What is Prop 13 in real estate?

What is Prop 13 in real estate?

California’s system of property taxation under Article XIIIA of the state Constitution, commonly referred to as Proposition 13, values property at its 1975 fair market value with annual increases limited to the inflation rate, as measured by the California Consumer Price Index, or 2%, whichever is less.

Can you transfer Prop 13 to another property?

​ Propositions 60/90: Under certain conditions, persons aged 55 and older may transfer the Prop 13 base year value of their principal residence to a replacement residence.

How does Prop 13 affect inherited property?

Under Prop 13, an unlimited “principal residence exclusion” allows a child to inherit the house along with its $200,000 assessed value and the low $2,500 tax bill. If the kids decide not to move into the inherited home and make it their primary residence, the property taxes will jump even more.

Do California property taxes go up every year?

California property taxes are based on the purchase price of the property. From there, the assessed value increases every year according to the rate of inflation, which is the change in the California Consumer Price Index. Remember, there’s a 2% cap on these increases.

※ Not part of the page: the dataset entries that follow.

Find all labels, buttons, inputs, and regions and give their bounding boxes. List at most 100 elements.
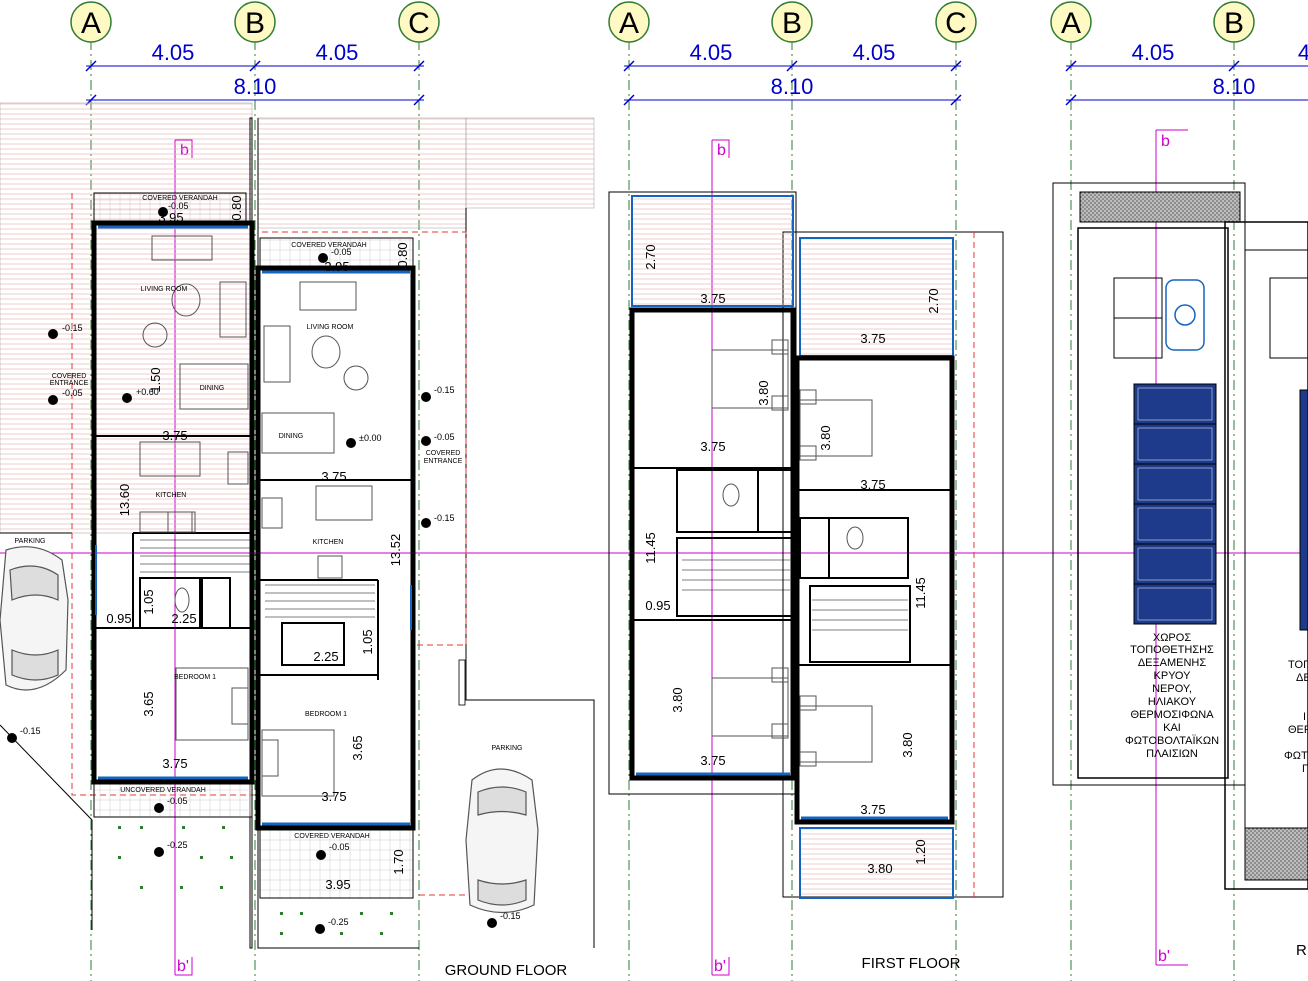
label-covered-entrance-2b: ENTRANCE (424, 458, 463, 465)
section-mark-b-prime-1: b' (177, 958, 189, 975)
first-floor-plan: 3.75 3.75 3.75 3.75 3.75 3.75 0.95 3.80 … (608, 191, 1004, 972)
roof-note-clipped-line: ΘΕΡ (1288, 724, 1308, 736)
level-m015-b: -0.15 (20, 726, 41, 736)
level-m005-b: -0.05 (167, 796, 188, 806)
dim-395-b: 3.95 (324, 259, 349, 274)
label-kitchen-2: KITCHEN (313, 539, 344, 546)
ff-dim-1145-a: 11.45 (643, 532, 658, 564)
level-m005-c: -0.05 (168, 201, 189, 211)
dim-225-a: 2.25 (171, 611, 196, 626)
dim-105-a: 1.05 (141, 589, 156, 614)
roof-note-clipped-line: ΤΟΠ (1288, 659, 1308, 671)
grid-bubble-b1 (234, 1, 276, 43)
roof-note-line: ΚΑΙ (1163, 722, 1181, 734)
grid-bubble-b2 (771, 1, 813, 43)
section-mark-b-3: b (1161, 133, 1170, 150)
label-covered-verandah-1: COVERED VERANDAH (142, 195, 217, 202)
title-ground-floor: GROUND FLOOR (445, 962, 568, 979)
roof-note-line: ΚΡΥΟΥ (1154, 670, 1192, 682)
ff-dim-375-a: 3.75 (700, 291, 725, 306)
roof-note-clipped-line: ΔΕ (1296, 672, 1308, 684)
level-p000: ±0.00 (359, 433, 381, 443)
dim-ab-2: 4.05 (690, 40, 733, 65)
dim-150: 1.50 (148, 367, 163, 392)
dim-095: 0.95 (106, 611, 131, 626)
grid-label-b2: B (782, 7, 802, 40)
label-dining-2: DINING (279, 433, 304, 440)
title-roof-clipped: R (1296, 942, 1307, 959)
roof-note-line: ΔΕΞΑΜΕΝΗΣ (1138, 657, 1207, 669)
roof-note-clipped: ΤΟΠ ΔΕ Ι ΘΕΡ ΦΩΤ Π (1284, 659, 1308, 775)
ground-floor-plan: COVERED VERANDAH COVERED VERANDAH UNCOVE… (0, 102, 595, 979)
grid-bubble-c1 (398, 1, 440, 43)
label-parking-1: PARKING (15, 538, 46, 545)
ff-dim-375-b: 3.75 (860, 331, 885, 346)
grid-label-c2: C (945, 7, 967, 40)
ff-dim-380-b: 3.80 (756, 380, 771, 405)
ff-dim-380-c: 3.80 (818, 425, 833, 450)
car-icon (0, 546, 69, 691)
level-m015-a: -0.15 (62, 323, 83, 333)
ff-dim-375-f: 3.75 (860, 802, 885, 817)
label-parking-2: PARKING (492, 745, 523, 752)
grid-label-a2: A (619, 7, 639, 40)
label-dining-1: DINING (200, 385, 225, 392)
roof-note-line: ΠΛΑΙΣΙΩΝ (1146, 748, 1198, 760)
dim-365-a: 3.65 (141, 691, 156, 716)
roof-note-line: ΘΕΡΜΟΣΙΦΩΝΑ (1130, 709, 1214, 721)
grid-bubble-a3 (1050, 1, 1092, 43)
level-m005-f: -0.05 (329, 842, 350, 852)
section-mark-b-prime-2: b' (714, 958, 726, 975)
dim-1352: 13.52 (388, 534, 403, 567)
label-covered-entrance-1a: COVERED (52, 373, 87, 380)
roof-note-clipped-line: Π (1302, 763, 1308, 775)
grid-bubble-b3 (1213, 1, 1255, 43)
level-m005-e: -0.05 (434, 432, 455, 442)
label-bedroom-1b: BEDROOM 1 (305, 711, 347, 718)
label-bedroom-1a: BEDROOM 1 (174, 674, 216, 681)
ff-dim-375-e: 3.75 (700, 753, 725, 768)
roof-note-line: ΗΛΙΑΚΟΥ (1148, 696, 1197, 708)
dim-1360: 13.60 (117, 484, 132, 517)
ff-dim-375-d: 3.75 (860, 477, 885, 492)
dim-170: 1.70 (391, 849, 406, 874)
grid-label-a3: A (1061, 7, 1081, 40)
ff-dim-380-a: 3.80 (867, 861, 892, 876)
dim-375-c: 3.75 (162, 756, 187, 771)
ff-dim-375-c: 3.75 (700, 439, 725, 454)
ff-dim-1145-b: 11.45 (913, 577, 928, 609)
dim-total-3: 8.10 (1213, 74, 1256, 99)
label-kitchen-1: KITCHEN (156, 492, 187, 499)
dim-ab-3: 4.05 (1132, 40, 1175, 65)
dim-375-a: 3.75 (162, 428, 187, 443)
label-living-room-1: LIVING ROOM (141, 286, 188, 293)
dim-395-c: 3.95 (325, 877, 350, 892)
level-m005-a: -0.05 (62, 388, 83, 398)
dim-total-2: 8.10 (771, 74, 814, 99)
dim-bc-1: 4.05 (316, 40, 359, 65)
level-m015-c: -0.15 (434, 385, 455, 395)
section-mark-b-2: b (717, 142, 726, 159)
label-covered-verandah-3: COVERED VERANDAH (294, 833, 369, 840)
roof-note-clipped-line: Ι (1303, 711, 1306, 723)
dim-375-d: 3.75 (321, 789, 346, 804)
roof-note-line: ΤΟΠΟΘΕΤΗΣΗΣ (1130, 644, 1214, 656)
roof-note-clipped-line: ΦΩΤ (1284, 750, 1308, 762)
label-covered-verandah-2: COVERED VERANDAH (291, 242, 366, 249)
level-m015-d: -0.15 (434, 513, 455, 523)
ff-dim-095: 0.95 (645, 598, 670, 613)
dim-total-1: 8.10 (234, 74, 277, 99)
level-p060: +0.60 (136, 387, 159, 397)
dim-080-b: 0.80 (395, 242, 410, 267)
grid-axes: A B C A B C A B (70, 1, 1255, 981)
dim-ab-1: 4.05 (152, 40, 195, 65)
grid-label-a1: A (81, 7, 101, 40)
dim-375-b: 3.75 (321, 469, 346, 484)
level-m025-b: -0.25 (328, 917, 349, 927)
dim-105-b: 1.05 (360, 629, 375, 654)
level-m015-e: -0.15 (500, 911, 521, 921)
ff-dim-380-d: 3.80 (670, 687, 685, 712)
ff-dim-380-e: 3.80 (900, 732, 915, 757)
ff-dim-270-b: 2.70 (926, 288, 941, 313)
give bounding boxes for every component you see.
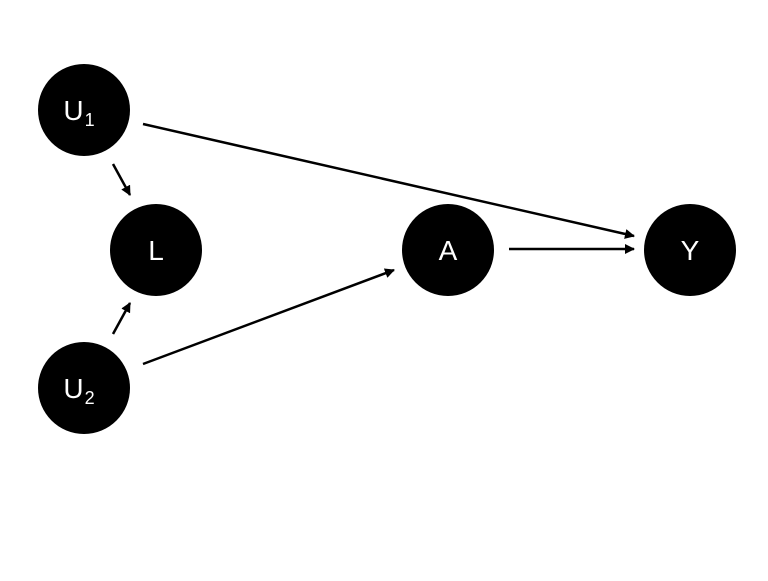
node-u1-label: U1 (63, 95, 94, 130)
node-u1-circle (38, 64, 130, 156)
node-y: Y (644, 204, 736, 296)
edge-u1-to-l (111, 163, 132, 196)
node-a: A (402, 204, 494, 296)
node-l: L (110, 204, 202, 296)
node-u2-circle (38, 342, 130, 434)
node-u2: U2 (38, 342, 130, 434)
node-l-label: L (148, 235, 164, 266)
node-a-label: A (439, 235, 458, 266)
edge-u2-to-l (111, 302, 132, 335)
node-u1-subscript: 1 (85, 110, 95, 130)
edge-u1-to-y (142, 122, 635, 239)
node-u2-label: U2 (63, 373, 94, 408)
node-u2-subscript: 2 (85, 388, 95, 408)
node-y-circle (644, 204, 736, 296)
node-y-label: Y (681, 235, 700, 266)
node-u1: U1 (38, 64, 130, 156)
node-a-circle (402, 204, 494, 296)
edge-u2-to-a (142, 268, 395, 366)
node-l-circle (110, 204, 202, 296)
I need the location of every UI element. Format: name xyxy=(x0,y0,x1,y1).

How does Prop 13 affect house prices?

Proposition 13, adopted by California voters in 1978, mandates a property tax rate of one percent, requires that properties be assessed at market value at the time of sale, and allows assessments to rise by no more than 2 percent per year until the next sale.

How do I avoid capital gains tax on inherited property in California?

Can you avoid capital gains tax?

  1. Sell your inherited house at least a year after inheriting it to pay the lower capital gains tax.
  2. Offset your capital gains with any capital losses in your investment portfolio.
  3. Try to sell the house when your income is lower to qualify for lower tax brackets.